19 Kasım’da Mainz’ta doğdu.
Eğer yazıyorsa insan, öyle
bir yazmalıdır ki, kuşkunun ardındaki olasılık
ve çöküşün ardındaki çıkış yolu fark edilsin.
Asıl adı Netty Reiling
olan yazar, doğduğu kent Mainz ve Ren nehri kıyılarına olan hayranlığını sıkça
yapıtlarına yansıtarak dile getirdi. Hayatının büyük bir bölümünü sürgünde
geçiren Seghers, böylelikle kendisini büyüleyen çocukluğunun kentine özlemini
yazıda da olsa dindirmeyi öğrendi zamanla.
1919 yılında Heidelberg
Üniversitesi’nde sanat tarihi, felsefe öğrenimi gördü ve 1924’te öğrenim
sürecini Rembrandt üzerine yazdığı doktora çalışmasıyla tamamladı.

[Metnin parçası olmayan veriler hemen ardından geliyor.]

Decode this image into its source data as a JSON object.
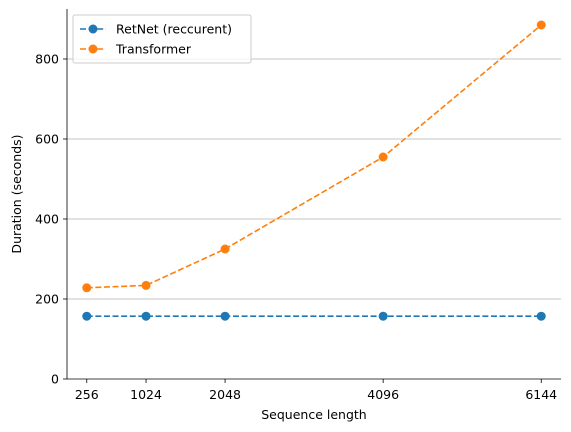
{
  "chart_data": {
    "type": "line",
    "x": [
      256,
      1024,
      2048,
      4096,
      6144
    ],
    "xlim": [
      0,
      6400
    ],
    "ylim": [
      0,
      925
    ],
    "xticks": [
      256,
      1024,
      2048,
      4096,
      6144
    ],
    "yticks": [
      0,
      200,
      400,
      600,
      800
    ],
    "xlabel": "Sequence length",
    "ylabel": "Duration (seconds)",
    "grid": "horizontal",
    "legend_position": "top-left",
    "series": [
      {
        "name": "RetNet (reccurent)",
        "color": "#1f77b4",
        "values": [
          157,
          157,
          157,
          157,
          157
        ]
      },
      {
        "name": "Transformer",
        "color": "#ff7f0e",
        "values": [
          228,
          234,
          325,
          555,
          885
        ]
      }
    ]
  }
}
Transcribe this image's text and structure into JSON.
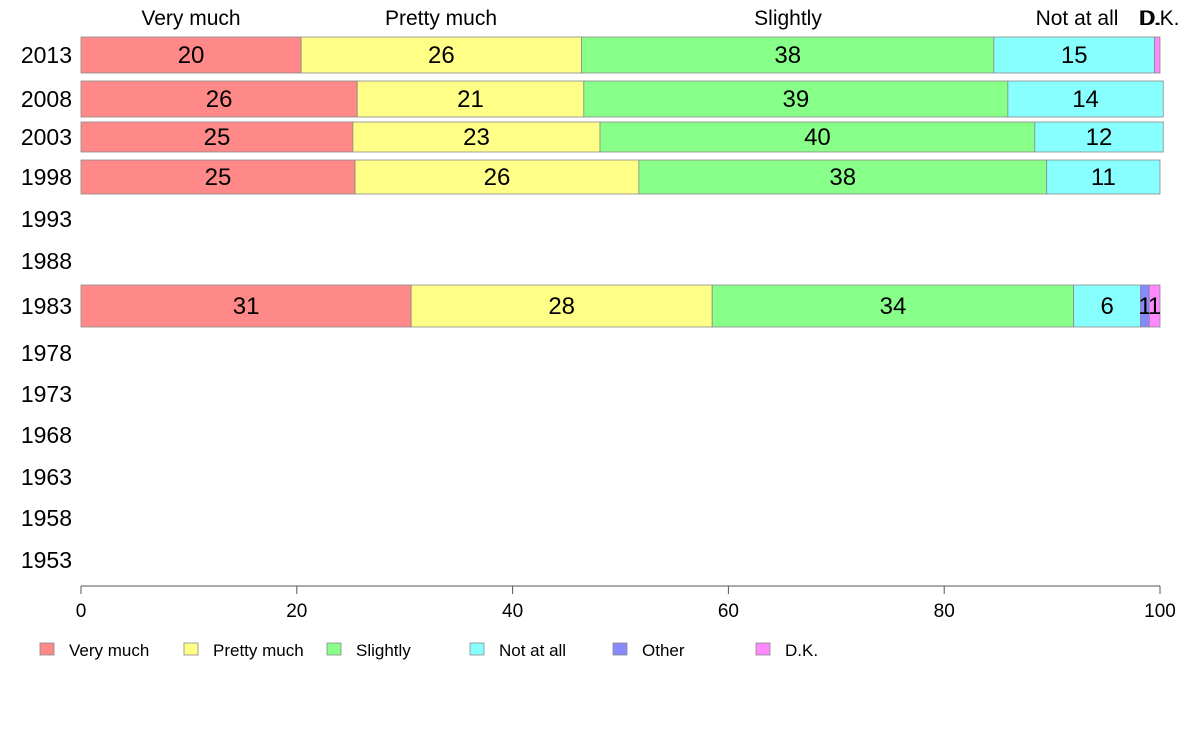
{
  "chart_data": {
    "type": "bar",
    "orientation": "horizontal",
    "stacked": true,
    "categories": [
      "2013",
      "2008",
      "2003",
      "1998",
      "1993",
      "1988",
      "1983",
      "1978",
      "1973",
      "1968",
      "1963",
      "1958",
      "1953"
    ],
    "series": [
      {
        "name": "Very much",
        "color": "#ff8888",
        "values": [
          20.4,
          25.6,
          25.2,
          25.4,
          null,
          null,
          30.6,
          null,
          null,
          null,
          null,
          null,
          null
        ],
        "labels": [
          "20",
          "26",
          "25",
          "25",
          "",
          "",
          "31",
          "",
          "",
          "",
          "",
          "",
          ""
        ]
      },
      {
        "name": "Pretty much",
        "color": "#ffff88",
        "values": [
          26.0,
          21.0,
          22.9,
          26.3,
          null,
          null,
          27.9,
          null,
          null,
          null,
          null,
          null,
          null
        ],
        "labels": [
          "26",
          "21",
          "23",
          "26",
          "",
          "",
          "28",
          "",
          "",
          "",
          "",
          "",
          ""
        ]
      },
      {
        "name": "Slightly",
        "color": "#88ff88",
        "values": [
          38.2,
          39.3,
          40.3,
          37.8,
          null,
          null,
          33.5,
          null,
          null,
          null,
          null,
          null,
          null
        ],
        "labels": [
          "38",
          "39",
          "40",
          "38",
          "",
          "",
          "34",
          "",
          "",
          "",
          "",
          "",
          ""
        ]
      },
      {
        "name": "Not at all",
        "color": "#88ffff",
        "values": [
          14.9,
          14.4,
          11.9,
          10.5,
          null,
          null,
          6.2,
          null,
          null,
          null,
          null,
          null,
          null
        ],
        "labels": [
          "15",
          "14",
          "12",
          "11",
          "",
          "",
          "6",
          "",
          "",
          "",
          "",
          "",
          ""
        ]
      },
      {
        "name": "Other",
        "color": "#8888ff",
        "values": [
          0,
          0,
          0,
          0,
          null,
          null,
          0.8,
          null,
          null,
          null,
          null,
          null,
          null
        ],
        "labels": [
          "",
          "",
          "",
          "",
          "",
          "",
          "1",
          "",
          "",
          "",
          "",
          "",
          ""
        ]
      },
      {
        "name": "D.K.",
        "color": "#ff88ff",
        "values": [
          0.5,
          0,
          0,
          0,
          null,
          null,
          1.0,
          null,
          null,
          null,
          null,
          null,
          null
        ],
        "labels": [
          "",
          "",
          "",
          "",
          "",
          "",
          "1",
          "",
          "",
          "",
          "",
          "",
          ""
        ]
      }
    ],
    "column_labels": [
      "Very much",
      "Pretty much",
      "Slightly",
      "Not at all",
      "D.",
      "D.K."
    ],
    "xlim": [
      0,
      100
    ],
    "xticks": [
      "0",
      "20",
      "40",
      "60",
      "80",
      "100"
    ],
    "legend_position": "bottom",
    "grid": false
  }
}
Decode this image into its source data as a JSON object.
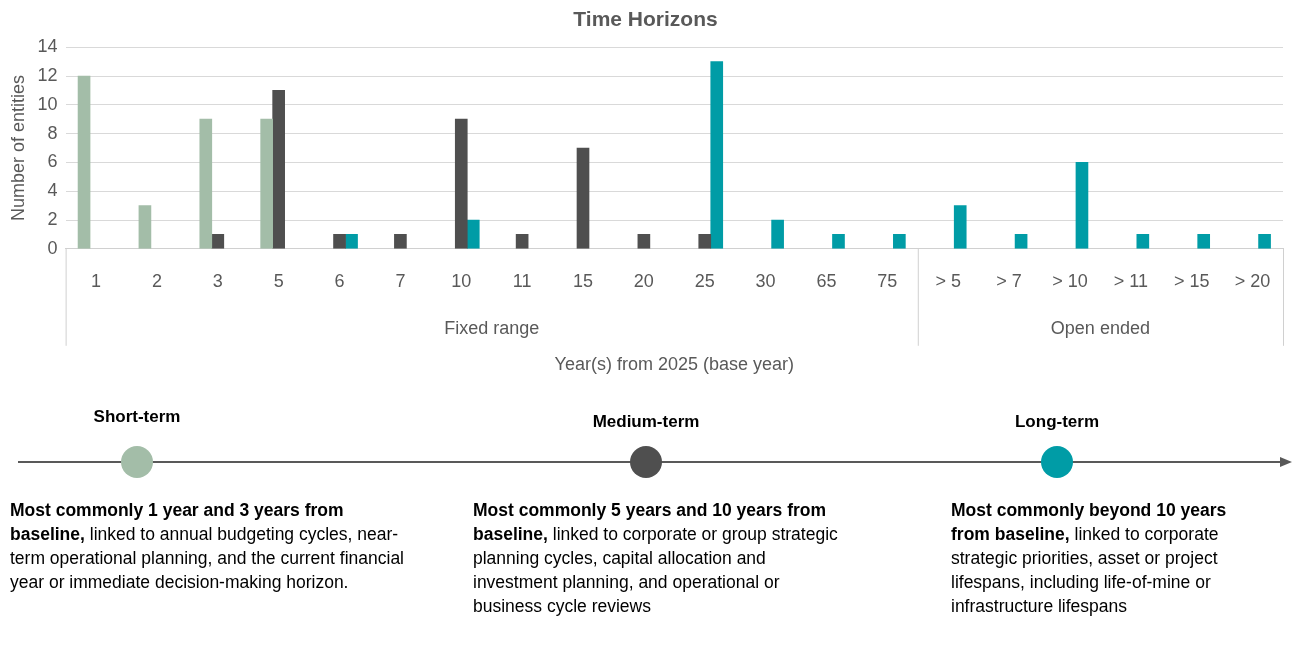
{
  "chart_data": {
    "type": "bar",
    "title": "Time Horizons",
    "xlabel": "Year(s) from 2025 (base year)",
    "ylabel": "Number of entities",
    "categories": [
      "1",
      "2",
      "3",
      "5",
      "6",
      "7",
      "10",
      "11",
      "15",
      "20",
      "25",
      "30",
      "65",
      "75",
      "> 5",
      "> 7",
      "> 10",
      "> 11",
      "> 15",
      "> 20"
    ],
    "series": [
      {
        "color": "#a3bda8",
        "values": [
          12,
          3,
          9,
          9,
          null,
          null,
          null,
          null,
          null,
          null,
          null,
          null,
          null,
          null,
          null,
          null,
          null,
          null,
          null,
          null
        ]
      },
      {
        "color": "#4f4f4f",
        "values": [
          null,
          null,
          1,
          11,
          1,
          1,
          9,
          1,
          7,
          1,
          1,
          null,
          null,
          null,
          null,
          null,
          null,
          null,
          null,
          null
        ]
      },
      {
        "color": "#009ca6",
        "values": [
          null,
          null,
          null,
          null,
          1,
          null,
          2,
          null,
          null,
          null,
          13,
          2,
          1,
          1,
          3,
          1,
          6,
          1,
          1,
          1
        ]
      }
    ],
    "ylim": [
      0,
      14
    ],
    "yticks": [
      0,
      2,
      4,
      6,
      8,
      10,
      12,
      14
    ],
    "grid": "y",
    "annotations": [
      "Fixed range",
      "Open ended",
      "Short-term",
      "Medium-term",
      "Long-term",
      "Most commonly 1 year and 3 years from baseline,",
      "linked to annual budgeting cycles, near-term operational planning, and the current financial year or immediate decision-making horizon.",
      "Most commonly 5 years and 10 years from baseline,",
      "linked to corporate or group strategic planning cycles, capital allocation and investment planning, and operational or business cycle reviews",
      "Most commonly beyond 10 years from baseline,",
      "linked to corporate strategic priorities, asset or project lifespans, including life-of-mine or infrastructure lifespans"
    ]
  }
}
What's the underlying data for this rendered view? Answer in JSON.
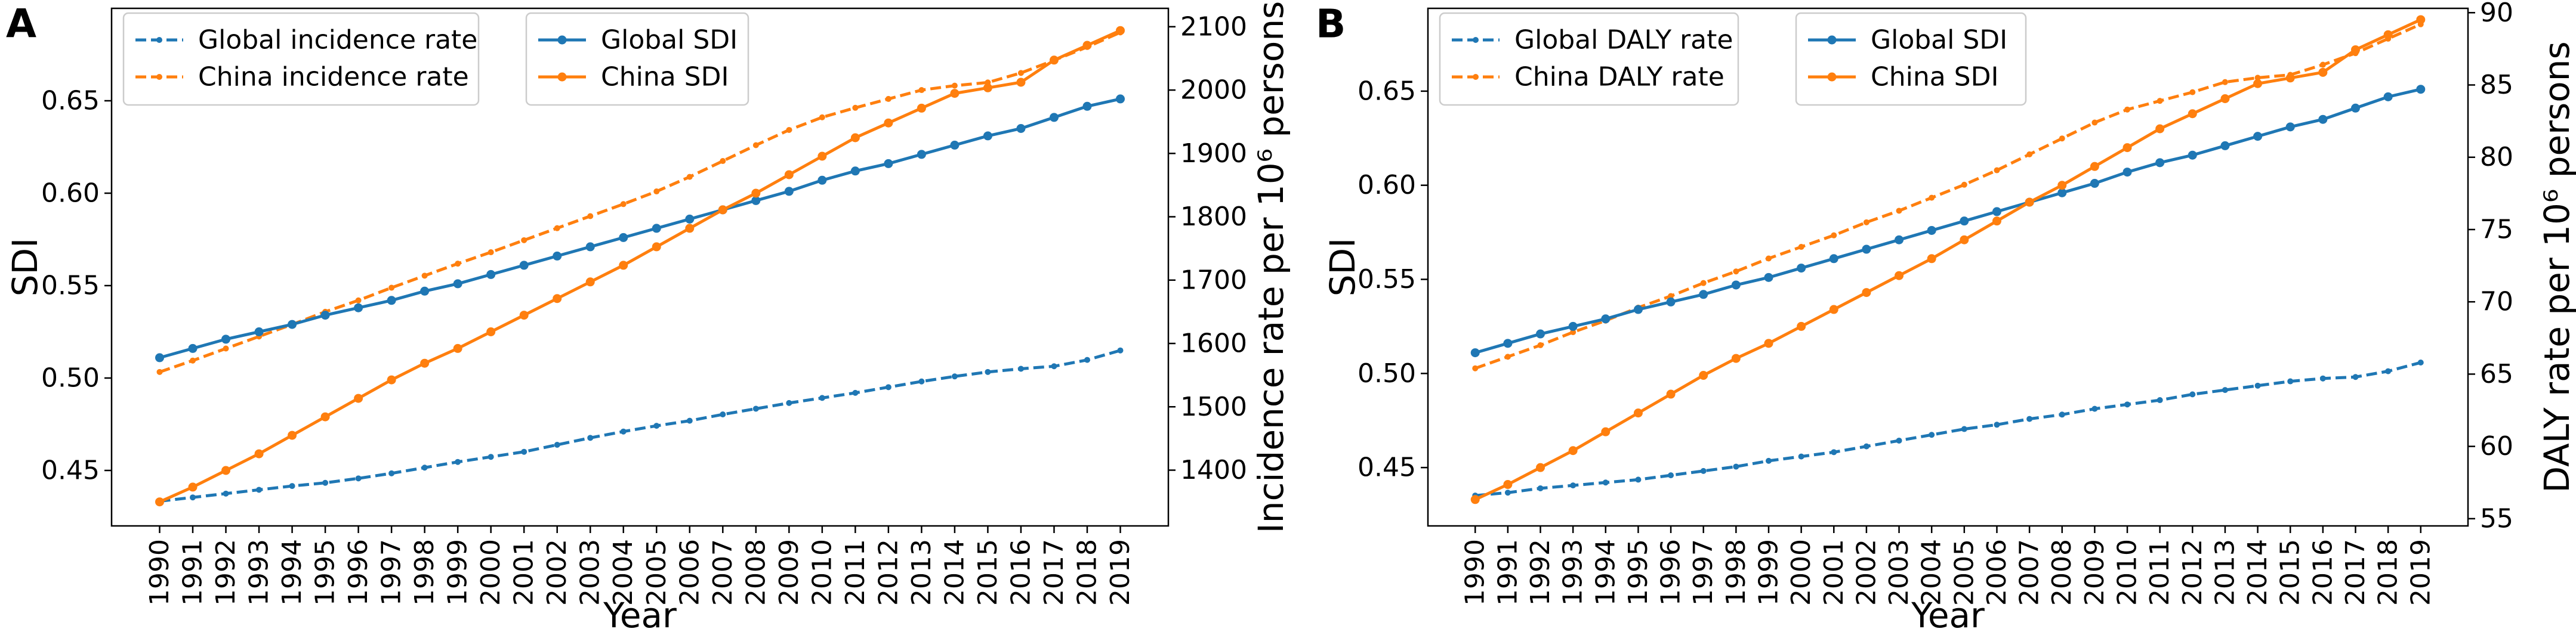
{
  "chart_data": [
    {
      "type": "line",
      "panel_label": "A",
      "xlabel": "Year",
      "ylabel": "SDI",
      "y2label": "Incidence rate per 10⁶ persons",
      "x": [
        1990,
        1991,
        1992,
        1993,
        1994,
        1995,
        1996,
        1997,
        1998,
        1999,
        2000,
        2001,
        2002,
        2003,
        2004,
        2005,
        2006,
        2007,
        2008,
        2009,
        2010,
        2011,
        2012,
        2013,
        2014,
        2015,
        2016,
        2017,
        2018,
        2019
      ],
      "xlim": [
        1988.55,
        2020.45
      ],
      "xticks": [
        1990,
        1991,
        1992,
        1993,
        1994,
        1995,
        1996,
        1997,
        1998,
        1999,
        2000,
        2001,
        2002,
        2003,
        2004,
        2005,
        2006,
        2007,
        2008,
        2009,
        2010,
        2011,
        2012,
        2013,
        2014,
        2015,
        2016,
        2017,
        2018,
        2019
      ],
      "ylim": [
        0.42,
        0.7
      ],
      "yticks": [
        0.45,
        {
          "value": 0.5,
          "label": "0.50"
        },
        0.55,
        {
          "value": 0.6,
          "label": "0.60"
        },
        0.65
      ],
      "y2lim": [
        1312,
        2129
      ],
      "y2ticks": [
        1400,
        1500,
        1600,
        1700,
        1800,
        1900,
        2000,
        2100
      ],
      "series": [
        {
          "name": "Global incidence rate",
          "color": "#1f77b4",
          "linestyle": "dashed",
          "axis": "y2",
          "values": [
            1351,
            1357,
            1363,
            1369,
            1375,
            1380,
            1387,
            1395,
            1404,
            1413,
            1421,
            1429,
            1440,
            1451,
            1461,
            1470,
            1478,
            1488,
            1497,
            1506,
            1514,
            1522,
            1531,
            1540,
            1548,
            1555,
            1560,
            1564,
            1574,
            1589
          ]
        },
        {
          "name": "China incidence rate",
          "color": "#ff7f0e",
          "linestyle": "dashed",
          "axis": "y2",
          "values": [
            1555,
            1573,
            1592,
            1611,
            1630,
            1650,
            1668,
            1688,
            1707,
            1726,
            1744,
            1763,
            1782,
            1801,
            1820,
            1840,
            1863,
            1888,
            1913,
            1937,
            1957,
            1972,
            1986,
            2000,
            2007,
            2012,
            2027,
            2047,
            2068,
            2091
          ]
        },
        {
          "name": "Global SDI",
          "color": "#1f77b4",
          "linestyle": "solid",
          "axis": "y",
          "values": [
            0.511,
            0.516,
            0.521,
            0.525,
            0.529,
            0.534,
            0.538,
            0.542,
            0.547,
            0.551,
            0.556,
            0.561,
            0.566,
            0.571,
            0.576,
            0.581,
            0.586,
            0.591,
            0.596,
            0.601,
            0.607,
            0.612,
            0.616,
            0.621,
            0.626,
            0.631,
            0.635,
            0.641,
            0.647,
            0.651
          ]
        },
        {
          "name": "China SDI",
          "color": "#ff7f0e",
          "linestyle": "solid",
          "axis": "y",
          "values": [
            0.433,
            0.441,
            0.45,
            0.459,
            0.469,
            0.479,
            0.489,
            0.499,
            0.508,
            0.516,
            0.525,
            0.534,
            0.543,
            0.552,
            0.561,
            0.571,
            0.581,
            0.591,
            0.6,
            0.61,
            0.62,
            0.63,
            0.638,
            0.646,
            0.654,
            0.657,
            0.66,
            0.672,
            0.68,
            0.688
          ]
        }
      ]
    },
    {
      "type": "line",
      "panel_label": "B",
      "xlabel": "Year",
      "ylabel": "SDI",
      "y2label": "DALY rate per 10⁶ persons",
      "x": [
        1990,
        1991,
        1992,
        1993,
        1994,
        1995,
        1996,
        1997,
        1998,
        1999,
        2000,
        2001,
        2002,
        2003,
        2004,
        2005,
        2006,
        2007,
        2008,
        2009,
        2010,
        2011,
        2012,
        2013,
        2014,
        2015,
        2016,
        2017,
        2018,
        2019
      ],
      "xlim": [
        1988.55,
        2020.45
      ],
      "xticks": [
        1990,
        1991,
        1992,
        1993,
        1994,
        1995,
        1996,
        1997,
        1998,
        1999,
        2000,
        2001,
        2002,
        2003,
        2004,
        2005,
        2006,
        2007,
        2008,
        2009,
        2010,
        2011,
        2012,
        2013,
        2014,
        2015,
        2016,
        2017,
        2018,
        2019
      ],
      "ylim": [
        0.419,
        0.694
      ],
      "yticks": [
        0.45,
        {
          "value": 0.5,
          "label": "0.50"
        },
        0.55,
        {
          "value": 0.6,
          "label": "0.60"
        },
        0.65
      ],
      "y2lim": [
        54.5,
        90.3
      ],
      "y2ticks": [
        55,
        60,
        65,
        70,
        75,
        80,
        85,
        90
      ],
      "series": [
        {
          "name": "Global DALY rate",
          "color": "#1f77b4",
          "linestyle": "dashed",
          "axis": "y2",
          "values": [
            56.6,
            56.8,
            57.1,
            57.3,
            57.5,
            57.7,
            58.0,
            58.3,
            58.6,
            59.0,
            59.3,
            59.6,
            60.0,
            60.4,
            60.8,
            61.2,
            61.5,
            61.9,
            62.2,
            62.6,
            62.9,
            63.2,
            63.6,
            63.9,
            64.2,
            64.5,
            64.7,
            64.8,
            65.2,
            65.8
          ]
        },
        {
          "name": "China DALY rate",
          "color": "#ff7f0e",
          "linestyle": "dashed",
          "axis": "y2",
          "values": [
            65.4,
            66.2,
            67.0,
            67.9,
            68.7,
            69.6,
            70.4,
            71.3,
            72.1,
            73.0,
            73.8,
            74.6,
            75.5,
            76.3,
            77.2,
            78.1,
            79.1,
            80.2,
            81.3,
            82.4,
            83.3,
            83.9,
            84.5,
            85.2,
            85.5,
            85.7,
            86.4,
            87.2,
            88.2,
            89.2
          ]
        },
        {
          "name": "Global SDI",
          "color": "#1f77b4",
          "linestyle": "solid",
          "axis": "y",
          "values": [
            0.511,
            0.516,
            0.521,
            0.525,
            0.529,
            0.534,
            0.538,
            0.542,
            0.547,
            0.551,
            0.556,
            0.561,
            0.566,
            0.571,
            0.576,
            0.581,
            0.586,
            0.591,
            0.596,
            0.601,
            0.607,
            0.612,
            0.616,
            0.621,
            0.626,
            0.631,
            0.635,
            0.641,
            0.647,
            0.651
          ]
        },
        {
          "name": "China SDI",
          "color": "#ff7f0e",
          "linestyle": "solid",
          "axis": "y",
          "values": [
            0.433,
            0.441,
            0.45,
            0.459,
            0.469,
            0.479,
            0.489,
            0.499,
            0.508,
            0.516,
            0.525,
            0.534,
            0.543,
            0.552,
            0.561,
            0.571,
            0.581,
            0.591,
            0.6,
            0.61,
            0.62,
            0.63,
            0.638,
            0.646,
            0.654,
            0.657,
            0.66,
            0.672,
            0.68,
            0.688
          ]
        }
      ]
    }
  ]
}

Heidelberg’te tanıştığı birçok politik göçmen arasında Macar Laszlo Radvanyi
ile evlendi (1925). Bu evlilikten 1929 yılında Peter ve Ruth adını verdiği
çocukları doğdu. İçinde bulunduğu çevrenin de etkisiyle yeniden anlamlandırdığı
Ekim Devrimi için “Bu dönemde ilk kez
politik anlamda bilinçlendim” diyen yazar, yapıtlarını yine bu dönemde Grubetsch (1927) adlı anlatısını ilk kez
Hollandalı heykeltraş/ressam Hercules Seghers’ten esinlenerek Seghers mahlasıyla
yayınladı. 1928’de yayınlanan Aufstand
der Fischer von St.Barbara anlatısı da aynı adla okuruyla buluştu.
1933’te Gestapo
tarafından yakalandıysa da kısa bir süre sonra Paris’e kaçmayı başardı.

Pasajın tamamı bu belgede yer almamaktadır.